Our research, in partnership with the Church of England, Trussell Trust and Oxfam, into the drivers of food bank use last year found sanctions to be a significant contributing factor. Between 20 and 30 per cent of clients at three food banks were there because their benefits had been reduced or stopped because of a sanction. Only a small minority had been awarded hardship payments (18% in Durham and 1 of 28 and 2 of 28 in Epsom and Ewell and Tower Hamlets respectively), and under half knew that they were able to apply for them. The operation of the sanctions regime is therefore something that concerns us, and we believe that a few relatively small changes could make a big difference.
One of the things we have called for repeatedly is wider hardship payment availability. In our evidence to the Committee, CPAG argued that hardship payments should be made available to all claimants in the first 14 days of a sanction, rather than many groups having to wait until then to submit a claim. We therefore welcome the government’s commitment in accepting in principle a recommendation from the Committee to this effect, and promising to consider allowing hardship payments in the first 14 days for a wider group of claimants (page 19). We believe that this should be made available to all claimants, and in particular to parents of children over 16 (children under 16 are already covered).
We also argued for a decision on hardship payments to be made at the same time as a decision to sanction, and the government’s decision to accept in principle that ‘a Decision Maker should instigate the initial appointment for hardship where a claimant is either vulnerable or has dependent children’ (page 20) is welcome. They qualify this, however, by stating that they will ‘need to conduct some further work on the feasibility of this recommendation’.
Given that CPAG was one of many to point to the sheer scale of erroneous sanctions, regularly encountered in its work, the piloting of a 14 day warning period before applying sanctions (page 5) is a positive development.
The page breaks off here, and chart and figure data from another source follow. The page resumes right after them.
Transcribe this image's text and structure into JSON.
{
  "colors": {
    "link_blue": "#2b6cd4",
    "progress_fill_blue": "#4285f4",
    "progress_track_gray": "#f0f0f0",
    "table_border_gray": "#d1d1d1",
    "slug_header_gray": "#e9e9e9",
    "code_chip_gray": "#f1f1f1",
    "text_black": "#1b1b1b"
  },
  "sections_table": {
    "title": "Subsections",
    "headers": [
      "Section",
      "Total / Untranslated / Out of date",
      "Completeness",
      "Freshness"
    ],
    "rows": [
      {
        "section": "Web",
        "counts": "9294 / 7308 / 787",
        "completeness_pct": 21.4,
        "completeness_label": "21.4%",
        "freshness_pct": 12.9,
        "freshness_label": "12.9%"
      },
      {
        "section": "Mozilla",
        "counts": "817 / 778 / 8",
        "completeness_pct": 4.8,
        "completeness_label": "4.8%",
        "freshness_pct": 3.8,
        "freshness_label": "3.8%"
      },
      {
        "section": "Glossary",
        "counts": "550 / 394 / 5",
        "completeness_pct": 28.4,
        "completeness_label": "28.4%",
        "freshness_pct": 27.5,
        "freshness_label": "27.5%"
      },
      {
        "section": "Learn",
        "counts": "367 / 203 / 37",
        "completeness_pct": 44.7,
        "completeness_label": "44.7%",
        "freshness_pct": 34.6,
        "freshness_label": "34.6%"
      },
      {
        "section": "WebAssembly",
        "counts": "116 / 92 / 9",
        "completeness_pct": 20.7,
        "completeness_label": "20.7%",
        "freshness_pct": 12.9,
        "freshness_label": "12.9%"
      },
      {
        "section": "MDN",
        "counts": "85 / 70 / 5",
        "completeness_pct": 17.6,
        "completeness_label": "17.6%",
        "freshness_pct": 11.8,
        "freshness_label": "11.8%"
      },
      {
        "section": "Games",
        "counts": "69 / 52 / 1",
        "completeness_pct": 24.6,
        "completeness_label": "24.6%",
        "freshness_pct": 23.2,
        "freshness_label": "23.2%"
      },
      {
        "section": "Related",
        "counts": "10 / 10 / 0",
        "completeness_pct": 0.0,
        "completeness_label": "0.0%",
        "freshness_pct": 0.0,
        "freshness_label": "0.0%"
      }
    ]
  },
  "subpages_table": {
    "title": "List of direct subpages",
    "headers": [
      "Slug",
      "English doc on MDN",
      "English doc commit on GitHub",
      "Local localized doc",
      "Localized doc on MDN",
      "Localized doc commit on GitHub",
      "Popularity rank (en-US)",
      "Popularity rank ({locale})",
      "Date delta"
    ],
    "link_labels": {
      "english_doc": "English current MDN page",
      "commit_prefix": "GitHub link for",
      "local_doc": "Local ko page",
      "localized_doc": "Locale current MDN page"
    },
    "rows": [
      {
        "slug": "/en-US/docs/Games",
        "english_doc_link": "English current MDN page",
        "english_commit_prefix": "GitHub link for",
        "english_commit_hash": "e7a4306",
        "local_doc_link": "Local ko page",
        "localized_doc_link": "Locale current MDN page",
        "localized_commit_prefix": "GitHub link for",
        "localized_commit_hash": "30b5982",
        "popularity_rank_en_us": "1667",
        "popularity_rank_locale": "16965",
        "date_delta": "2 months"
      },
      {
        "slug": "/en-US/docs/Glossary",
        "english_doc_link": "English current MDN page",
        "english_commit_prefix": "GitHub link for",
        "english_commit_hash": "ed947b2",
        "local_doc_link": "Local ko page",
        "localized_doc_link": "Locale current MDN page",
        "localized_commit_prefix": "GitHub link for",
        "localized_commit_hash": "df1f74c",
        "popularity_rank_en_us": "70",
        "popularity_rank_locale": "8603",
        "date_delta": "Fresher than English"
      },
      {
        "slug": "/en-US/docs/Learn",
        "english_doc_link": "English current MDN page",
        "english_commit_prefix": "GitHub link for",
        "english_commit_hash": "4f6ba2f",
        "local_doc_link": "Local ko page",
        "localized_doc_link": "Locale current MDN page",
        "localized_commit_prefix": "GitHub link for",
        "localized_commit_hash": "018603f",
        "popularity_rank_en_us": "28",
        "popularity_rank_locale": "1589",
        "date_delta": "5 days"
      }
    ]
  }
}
In our evidence, we argued that benefits should not be suspended while a sanction is reconsidered, and called for a 14 day period after notification during which the claimant may challenge the decision. Hopefully, the government’s trial will allow this warning period to be used by claimants to provide evidence of good reason before a final decision to sanction is made. The government’s response did not, however, comment on recommendations the Committee made for piloting non-financial sanctions, and no mention was made of the previously-mooted ‘yellow card’ system.
When it comes to the broader principle of sanctions, the government’s response is less open. There are repeated assertions that sanctions not only work, but that it is ‘widely accepted’ that they do so. Indeed, in the introduction, the government assert that ‘it is widely accepted that a conditionality system is the most effective way of offering support’. This paves the way for a non-acceptance of the Committee’s key recommendation, that a broad, independent review of benefit conditionality and sanctions be commissioned, the Oakley Review having had a narrow remit, around issues of communication and understanding, and being limited to only around a third of jobseekers sanctioned or at risk of being sanctioned. This refusal extended to recommendations to pilot different approaches, to evaluate the efficacy and impacts of four-week minimum sanction periods, or to consider the clarity and coherence of the legislative framework for benefit sanctions policy as a whole.
The government’s response overall is a step forward, and both the opportunity to provide evidence after being warned of an intention to sanction, and measures to increase access to hardship payments, have the potential to make a significant difference to the lives of many benefit claimants. Unfortunately, the government’s unwillingness to evaluate its approach, or to submit it to independent review, suggest that sanctions will continue to cause substantial suffering for some time to come.